Genetics of fibre development in tetraploid cotton
The F1's obtained from both straight (WT × fl) and reciprocal (fl × WT) cross showing only fibred, indicates that fibred trait is governed by dominant genes. In the direct cross 749 and 51 F2 plants, and in reciprocal cross 797 and 55 F2 plants were recorded fibred and fibre less traits, respectively. This observed results from both cross F2 populations followed 15 (fibred):1(fibreless) segregation ratio and it was confirmed by chi-square test (Table 1). This indicates that the presence of duplicate dominant gene interaction and fibreless trait governed by two recessive genes. Similarly, Kumar et al.  concluded double recessive genes controls the lintless trait and they also reported presence of duplicate dominant gene action, from the study of inheritance pattern for ﬁbreless trait in the diploid F2 populations of cross between Fuzz linted (FL) × Fuzz-lintless (fl) mutant. Nadarajan and Rangaswamy  studied the inheritance pattern for ﬁbreless trait in F2 populations by crossing ﬁbreless line with five different G. hirsutum lines. They observed 15(F):1(ﬂs), 63(F):1(ﬂs) and 255(F):1(ﬂs) segregation ratios and concluded fibred trait controlled by two to four genes.

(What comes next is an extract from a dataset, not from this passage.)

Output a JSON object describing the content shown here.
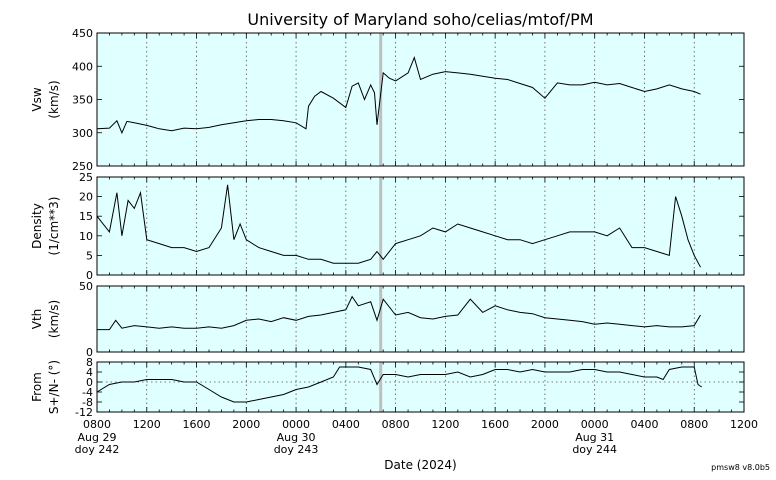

Variability for ginning outturn in tetraploid cotton
Presence variation for ginning outturn was recorded in F2 of crosses, MCU5 (WT) × MCU5 (fl) mutant and its reciprocal cross (fl × WT). The ginning outturn was in the range of 0 to 43.75% in WT × fl population and 0.77 to 43.90% in fl × WT F2 population (Figure 2). It was also evident from the visual observation of seeds being covered by number of fibres. As the number of fibres per seed increased, the increase in ginning outturn was noticed. For example, seeds of plant with ginning outturn 0% were not covered by any fibres, whereas the seeds of plant with ginning outturn of 9% were partially covered by fibres with 1525.90 fibres per seed and plant with ginning outturn 36.66% was fully covered by fibres with 20631.46 fibres per seed (Table 2). The ginning outturn recorded higher positive correlation with number of elongated fibres per seed (0.949), fibres per unit area (0.952) compared to surface area of seed (0.213) (Table 3 and 4). These results indicated that, as the increase in number of fibres per unit area there is increase in GOT percent. Previously, Li et al.  suggested that the number of fibre initials can be used as predictor of lint percentage in cotton breeding. Similarly Gabriela et al.  reported that fibre initial density alone can be used as easy and early predictor of lint percent or potential yield. In normal fibred cotton genotype the potential cells are elongating into fibre is said to be about 20 to 25% [1-4]. Bechere et al.  revealed that the number of fibres per seed and fibre density were lower in 9023n4 mutant than in the wild type, which explains low lint yield in mutant line. Thus, it is evident that the number of elongated fibres determines the ginning outturn and in turn it is possible to increase the ginning outturn percent by increasing number of elongating fibres per unit area.